At this stage, your toddler learns about reading through everyday experiences with books. Simply through reading with adults, your toddler learns that books contain lots of interesting pictures and words and that stories show her worlds to explore.
Toddlers who have been read to will invite others to read to them. When adults stop and talk about the pictures, label objects on the page, and describe what they see, they are also promoting the child’s language development. As his language develops, your toddler will do these same things when he looks at books.
Toddlers learn that books are special. Your toddler’s experiences interacting with books teach her how to handle books. She learns that there is a front and a back to the book. She also learns how to hold a book and how to turn its pages.
Toddlers may use “storybook language” in their everyday conversations. For example, over a bowl of hot macaroni, you may hear your toddler say, “I’m gonna huff and I’m gonna puff.” Some toddlers may also incorporate reading into their fantasy play. For example, your child may read stories to his stuffed animals as he puts them down for a nap.
Toddlers learn about the structure of stories from books. Through reading different books, toddlers learn that most stories contain the same parts: a setting, characters, a series of events that lead to a problem, and a solution to the problem. When your toddler understands the way most stories are built, it helps her to understand new stories that are read aloud to her. Years later, this will help her to understand stories she reads independently.
Toddlers often show clear preferences and will ask to have a book read over and over again. Although parents may not want to read the same book, rereading is useful for toddlers. Reading a favorite book like Goodnight Moon for the one hundredth time will actually help your child relate what he hears to the words and letters on the page.
Read a variety of books to your toddler. Toddlers enjoy books about animals, the alphabet, and children their age. Rhyming books are also popular with children this age. Just keep in mind that not every book a child becomes interested in will be a favorite of his parent or caregiver. Even if the book doesn’t seem very interesting to you, your toddler may enjoy hearing the story over and over again.

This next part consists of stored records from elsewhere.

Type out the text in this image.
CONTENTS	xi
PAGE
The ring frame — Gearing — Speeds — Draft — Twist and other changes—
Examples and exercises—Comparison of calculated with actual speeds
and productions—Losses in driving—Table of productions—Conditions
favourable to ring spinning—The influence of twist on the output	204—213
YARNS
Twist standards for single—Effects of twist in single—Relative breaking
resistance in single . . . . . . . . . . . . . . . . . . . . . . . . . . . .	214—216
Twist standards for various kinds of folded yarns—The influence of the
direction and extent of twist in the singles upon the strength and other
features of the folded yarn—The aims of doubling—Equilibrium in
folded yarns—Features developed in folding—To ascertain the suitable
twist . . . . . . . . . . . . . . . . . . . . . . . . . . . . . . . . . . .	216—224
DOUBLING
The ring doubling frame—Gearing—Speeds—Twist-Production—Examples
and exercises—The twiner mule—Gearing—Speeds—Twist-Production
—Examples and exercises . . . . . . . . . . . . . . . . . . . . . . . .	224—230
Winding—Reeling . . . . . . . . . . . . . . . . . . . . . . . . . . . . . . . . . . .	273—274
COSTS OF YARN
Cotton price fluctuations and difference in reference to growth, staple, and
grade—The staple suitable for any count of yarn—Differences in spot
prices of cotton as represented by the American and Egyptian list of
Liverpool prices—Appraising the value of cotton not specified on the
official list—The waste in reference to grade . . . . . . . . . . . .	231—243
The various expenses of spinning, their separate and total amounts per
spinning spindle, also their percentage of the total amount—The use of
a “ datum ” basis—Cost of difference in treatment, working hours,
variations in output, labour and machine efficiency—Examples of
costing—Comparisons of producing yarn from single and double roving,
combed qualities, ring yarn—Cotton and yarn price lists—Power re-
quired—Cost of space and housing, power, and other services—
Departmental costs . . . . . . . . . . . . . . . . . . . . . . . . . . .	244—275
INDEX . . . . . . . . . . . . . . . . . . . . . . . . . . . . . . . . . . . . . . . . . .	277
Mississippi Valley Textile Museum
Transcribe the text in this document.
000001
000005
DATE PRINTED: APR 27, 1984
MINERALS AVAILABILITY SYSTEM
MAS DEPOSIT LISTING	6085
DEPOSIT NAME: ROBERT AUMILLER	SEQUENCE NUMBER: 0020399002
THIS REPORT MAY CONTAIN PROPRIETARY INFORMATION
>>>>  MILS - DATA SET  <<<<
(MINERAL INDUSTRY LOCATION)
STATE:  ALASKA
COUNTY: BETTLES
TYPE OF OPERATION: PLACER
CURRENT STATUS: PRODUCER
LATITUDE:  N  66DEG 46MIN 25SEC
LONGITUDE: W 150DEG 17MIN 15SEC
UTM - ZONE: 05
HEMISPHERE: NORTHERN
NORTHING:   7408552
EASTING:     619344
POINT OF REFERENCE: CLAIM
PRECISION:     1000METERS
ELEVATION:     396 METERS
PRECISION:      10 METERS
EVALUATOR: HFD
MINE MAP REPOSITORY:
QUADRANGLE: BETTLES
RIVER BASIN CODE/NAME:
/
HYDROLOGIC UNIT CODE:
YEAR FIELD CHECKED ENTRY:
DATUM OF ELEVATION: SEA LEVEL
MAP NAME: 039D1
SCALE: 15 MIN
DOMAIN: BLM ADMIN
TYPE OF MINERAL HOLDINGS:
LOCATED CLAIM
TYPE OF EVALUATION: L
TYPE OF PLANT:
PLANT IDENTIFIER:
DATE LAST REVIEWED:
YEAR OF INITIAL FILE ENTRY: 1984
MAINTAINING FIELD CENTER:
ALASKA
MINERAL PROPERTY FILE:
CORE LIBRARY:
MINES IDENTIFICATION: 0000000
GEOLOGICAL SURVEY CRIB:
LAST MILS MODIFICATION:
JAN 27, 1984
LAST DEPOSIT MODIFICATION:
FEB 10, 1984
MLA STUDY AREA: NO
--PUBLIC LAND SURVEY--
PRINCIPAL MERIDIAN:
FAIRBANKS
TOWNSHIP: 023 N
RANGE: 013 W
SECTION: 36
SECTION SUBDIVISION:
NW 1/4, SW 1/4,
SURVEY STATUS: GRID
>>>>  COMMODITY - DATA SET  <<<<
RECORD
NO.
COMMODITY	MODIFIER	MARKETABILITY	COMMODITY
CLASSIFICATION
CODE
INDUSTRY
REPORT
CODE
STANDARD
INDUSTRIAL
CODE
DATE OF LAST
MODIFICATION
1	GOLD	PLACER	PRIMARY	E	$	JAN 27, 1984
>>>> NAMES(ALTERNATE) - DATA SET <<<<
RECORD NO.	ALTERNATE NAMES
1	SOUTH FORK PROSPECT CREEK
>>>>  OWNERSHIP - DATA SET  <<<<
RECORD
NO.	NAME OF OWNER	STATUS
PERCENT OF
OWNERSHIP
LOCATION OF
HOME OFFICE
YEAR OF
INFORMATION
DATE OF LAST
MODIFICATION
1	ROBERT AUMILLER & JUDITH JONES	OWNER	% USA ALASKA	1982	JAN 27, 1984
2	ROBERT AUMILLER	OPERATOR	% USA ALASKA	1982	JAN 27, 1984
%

Talk to your toddler as you read a book. While you and your toddler read together, try labeling objects on a page, talking about the pictures, or taking turns telling the story. As you read, remember to stop every now and then and give your toddler time to focus on pages that are interesting to her. These interactions will also provide you with a window into your child’s interests, fears, and wishes.
As you read, take your cues from your toddler. It is OK if your toddler only wants to talk about the pictures or skip pages of the book. To make stories more interesting, you may want to change words or substitute the name of your child for one of the characters. What is most important is that you and your toddler have fun as you explore the world of books together.
Build reading into everyday routines. Whether it’s at naptime or after dinner as a family, incorporating reading into daily events firmly establishes reading as a part of your toddler’s life. An important part of reading together is the physical closeness between adult and child. Toddlers love to be read to on a loving adult’s lap or tucked into their bed with their parent right beside them.
Enjoy alphabet books together to introduce letters. Keep in mind that the emphasis in reading alphabet books is not to “teach” the alphabet. Start by choosing books about things your toddler is interested in and books with engaging pictures. Reading these books together will provide you and your child with an opportunity to talk about the letters, their shapes, and familiar things associated with the letter, such as “B is for Bear.” In talking about the letters, their shapes and sounds, your child will begin to learn about how letters and sounds go together.
Draw your toddler’s attention to the printed words and letters he sees while doing everyday things. Simply through exposure to print, older toddlers may begin to recognize very familiar signs, labels, and names. As you bring your car to a halt at a stop sign, point and say, “Look, it’s a stop sign. I have to stop. The sign says STOP!” Pretty soon, your child will recognize the sign and tell you to stop. Pointing out signs and other ways writing is used in the environment will help your child begin to develop an understanding of the uses of print and build a foundation for reading.